FIG. 1 is a schematic configuration diagram of an embodiment 1 excluding an induction coil.

FIG. 2 is a schematic configuration diagram of Embodiment 2 excluding an induction coil.

FIG. 3 is a schematic configuration diagram showing a conventional example.

[Explanation of symbols]

 DESCRIPTION OF SYMBOLS 1 Valve 1a Convex part 2 Induction coil 3a Starting auxiliary electrode 3b Starting auxiliary electrode 4 High frequency power supply 5 High frequency power supply

──────────────────────────────────────────────────続 き Continuing on the front page (72) Inventor Shin Shin Ogawa, Kazuma, Kazuma, Osaka 1048, Matsushita Electric Works, Ltd. References JP-A-1-95462 (JP, A) JP-A-4-56059 (JP, A) JP-B-6-97607 (JP, B2) (58) Fields investigated (Int. Cl. ⁷ , DB Name) H01J 65/04

Claims (1)

(57) [Claims] 1. A high-frequency current is supplied from a high-frequency power supply to an induction coil having a winding wound around the bulb made of a light-transmitting material, and a high-frequency electromagnetic wave is formed inside the winding in the radial direction of the induction coil.
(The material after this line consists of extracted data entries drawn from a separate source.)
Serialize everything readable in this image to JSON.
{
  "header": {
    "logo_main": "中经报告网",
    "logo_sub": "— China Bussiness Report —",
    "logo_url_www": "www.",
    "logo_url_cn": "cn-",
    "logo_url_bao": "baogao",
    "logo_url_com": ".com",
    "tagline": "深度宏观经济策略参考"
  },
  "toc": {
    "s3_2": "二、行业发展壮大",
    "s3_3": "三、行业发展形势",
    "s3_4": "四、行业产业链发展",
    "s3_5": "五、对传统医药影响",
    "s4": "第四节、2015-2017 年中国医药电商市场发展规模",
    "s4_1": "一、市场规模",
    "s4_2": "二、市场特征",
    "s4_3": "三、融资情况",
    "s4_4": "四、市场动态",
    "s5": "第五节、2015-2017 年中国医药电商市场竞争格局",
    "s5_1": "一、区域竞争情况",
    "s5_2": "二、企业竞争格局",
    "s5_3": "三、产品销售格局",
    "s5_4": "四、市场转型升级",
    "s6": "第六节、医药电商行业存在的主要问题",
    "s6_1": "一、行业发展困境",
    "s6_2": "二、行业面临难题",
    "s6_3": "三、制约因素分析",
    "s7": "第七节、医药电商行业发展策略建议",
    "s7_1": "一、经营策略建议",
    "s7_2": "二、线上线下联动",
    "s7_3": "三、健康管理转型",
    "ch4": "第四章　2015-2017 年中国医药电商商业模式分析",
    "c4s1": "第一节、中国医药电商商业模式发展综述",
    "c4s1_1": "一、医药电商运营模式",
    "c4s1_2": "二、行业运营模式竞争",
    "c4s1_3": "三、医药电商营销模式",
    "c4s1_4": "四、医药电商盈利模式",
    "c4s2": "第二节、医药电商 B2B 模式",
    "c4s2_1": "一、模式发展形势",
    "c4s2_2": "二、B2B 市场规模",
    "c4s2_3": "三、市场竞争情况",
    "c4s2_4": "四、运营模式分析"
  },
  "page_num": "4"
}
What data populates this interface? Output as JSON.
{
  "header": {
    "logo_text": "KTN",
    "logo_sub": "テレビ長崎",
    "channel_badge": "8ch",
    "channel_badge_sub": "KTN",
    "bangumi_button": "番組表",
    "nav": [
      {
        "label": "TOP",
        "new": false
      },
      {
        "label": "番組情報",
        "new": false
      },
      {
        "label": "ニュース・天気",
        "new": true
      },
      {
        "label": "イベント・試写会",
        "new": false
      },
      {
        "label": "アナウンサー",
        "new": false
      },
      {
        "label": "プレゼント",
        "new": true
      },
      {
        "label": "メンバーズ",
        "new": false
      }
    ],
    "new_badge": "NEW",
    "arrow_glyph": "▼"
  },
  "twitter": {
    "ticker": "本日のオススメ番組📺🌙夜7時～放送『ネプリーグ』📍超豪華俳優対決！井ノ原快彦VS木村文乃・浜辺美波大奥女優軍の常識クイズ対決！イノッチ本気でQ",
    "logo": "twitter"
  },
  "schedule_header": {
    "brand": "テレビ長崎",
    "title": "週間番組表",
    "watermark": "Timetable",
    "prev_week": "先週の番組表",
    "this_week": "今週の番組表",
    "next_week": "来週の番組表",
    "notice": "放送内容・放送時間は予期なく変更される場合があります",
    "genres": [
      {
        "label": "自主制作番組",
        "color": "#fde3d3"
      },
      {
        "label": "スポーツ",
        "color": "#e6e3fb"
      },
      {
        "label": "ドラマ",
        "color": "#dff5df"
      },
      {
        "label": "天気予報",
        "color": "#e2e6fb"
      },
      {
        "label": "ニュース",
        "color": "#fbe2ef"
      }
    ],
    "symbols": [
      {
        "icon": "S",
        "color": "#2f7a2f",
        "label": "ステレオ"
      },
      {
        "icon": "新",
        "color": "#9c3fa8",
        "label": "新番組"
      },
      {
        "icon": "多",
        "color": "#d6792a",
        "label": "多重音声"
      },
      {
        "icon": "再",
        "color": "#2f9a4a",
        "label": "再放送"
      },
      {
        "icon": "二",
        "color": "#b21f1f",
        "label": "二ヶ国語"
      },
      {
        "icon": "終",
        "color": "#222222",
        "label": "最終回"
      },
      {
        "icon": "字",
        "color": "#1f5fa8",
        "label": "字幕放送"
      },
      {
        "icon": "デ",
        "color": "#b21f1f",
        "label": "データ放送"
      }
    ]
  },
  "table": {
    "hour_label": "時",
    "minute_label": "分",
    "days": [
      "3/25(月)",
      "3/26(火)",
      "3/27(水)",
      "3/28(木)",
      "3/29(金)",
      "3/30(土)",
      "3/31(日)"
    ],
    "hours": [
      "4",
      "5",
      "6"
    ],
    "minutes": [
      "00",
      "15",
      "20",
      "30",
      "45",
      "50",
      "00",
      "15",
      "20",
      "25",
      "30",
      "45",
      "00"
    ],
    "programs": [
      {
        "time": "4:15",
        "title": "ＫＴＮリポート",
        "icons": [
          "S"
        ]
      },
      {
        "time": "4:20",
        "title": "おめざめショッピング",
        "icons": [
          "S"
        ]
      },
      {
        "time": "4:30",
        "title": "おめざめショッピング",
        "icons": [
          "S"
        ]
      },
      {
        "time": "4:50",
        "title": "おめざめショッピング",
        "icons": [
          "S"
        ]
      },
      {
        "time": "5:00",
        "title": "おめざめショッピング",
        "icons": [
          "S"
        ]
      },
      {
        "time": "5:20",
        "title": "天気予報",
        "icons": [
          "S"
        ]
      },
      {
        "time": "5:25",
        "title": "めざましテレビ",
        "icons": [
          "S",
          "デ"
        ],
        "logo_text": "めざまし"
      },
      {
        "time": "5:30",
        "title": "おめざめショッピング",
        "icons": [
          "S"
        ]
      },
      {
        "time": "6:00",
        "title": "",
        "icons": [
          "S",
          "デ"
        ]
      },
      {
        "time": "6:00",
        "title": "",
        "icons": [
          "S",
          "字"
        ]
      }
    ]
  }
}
In an electrodeless discharge lamp that excites and emits a discharge gas by causing a field to act on a discharge gas sealed in a bulb, a high-frequency voltage is disposed near an outer wall surface of the bulb so as to be electrostatically coupled to an internal space of the bulb. A plurality of starting auxiliary electrodes to which is applied is provided, and a convex portion bulging outward is formed at a key point on the peripheral wall of the valve, and a part of each starting auxiliary electrode is electrostatically coupled to the internal space of the convex portion. An electrodeless discharge lamp, which is disposed at a position.